Mir nahe Verwandte hatten es. Sie ist Ende Fünfzig, berufstätig, gesund und sportlich aktiv. Ihr Mann hatte es auch, er ist einfach zehn Jahre älter und eben Ruheständler
Wir haben täglich mehrmals telefoniert, manchmal nur ganz kurz oder auch nur geschrieben, weil sie gerade nicht sprechen konnten. Eine schwere Grippe, mit unbekannten Symptomen, die sehr unangenehm sind (z.B. Verlust des Geschmacksempfindens). Und dann Fieberschübe, Schweißausbrüche und Schwächeanfälle, die Angst gemacht haben und auch seelische Tiefs nach sich zogen. Ganz abgesehen von der körperlichen Erfahrung, wo eine Etage über die Treppe zur mentalen und körperlichen Herausforderung und Höchstleistung geworden war.

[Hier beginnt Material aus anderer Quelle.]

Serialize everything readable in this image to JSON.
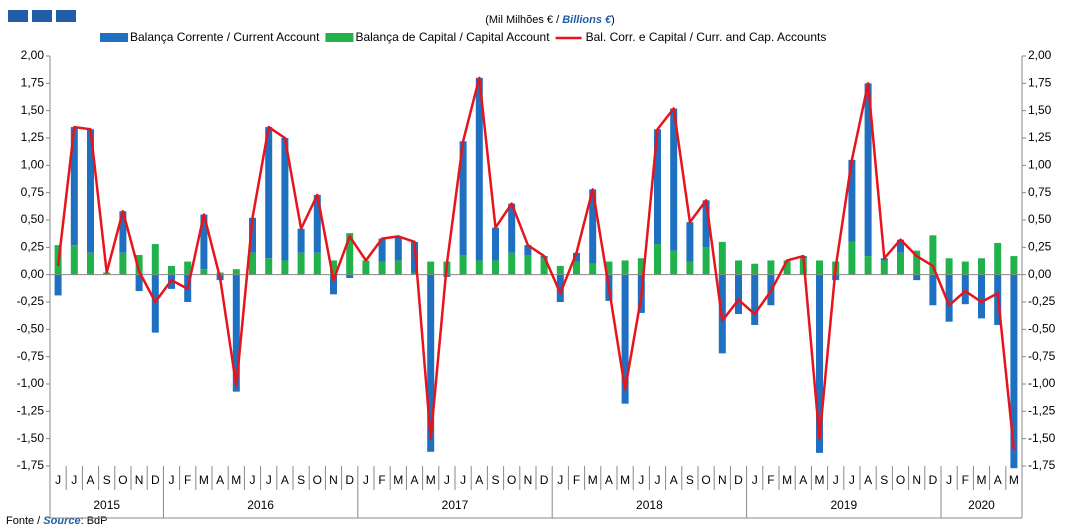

Hat mir Angst gemacht, das zu hören. Immerhin, die Versorgung hat gut funktioniert. Aber wenn man dann Risikopatient ist, und als solcher bezeichne ich mich (über 60, Koronare Herzkranzgefäßerkrankung mit Bypass-Operation, Bluthochdruck), dann ist das noch einmal beeindruckender als wenn man als junger Mensch in voller Blüte steht oder auf dem Höhepunkt seines Schaffens.
Ich kann daher nur warnen, diese Krankheit leicht zu nehmen. Es kann wohl einen unauffälligen Verlauf nehmen, aber es kann sich unversehens zu einer schweren Krankheit entwickeln, die bis in die Intensivmedizin führt. (Gott sei Dank, dass wir das nicht erleben mussten. Aber sogar das war zwischendurch Thema…).
Alle Forderungen aus politischen und ökonomischen Motiven, schnell zum Alltag zurück zu kehren, vor allem aber persönliche Begegnung und besonders Nähe zu den Menschen zuzulassen, mit denen man nicht regelmäßig zusammenlebt, aber mit denen man etwas unternehmen möchte, verbieten sich nach meinem Dafürhalten nach diesen Beobachtungen vollkommen.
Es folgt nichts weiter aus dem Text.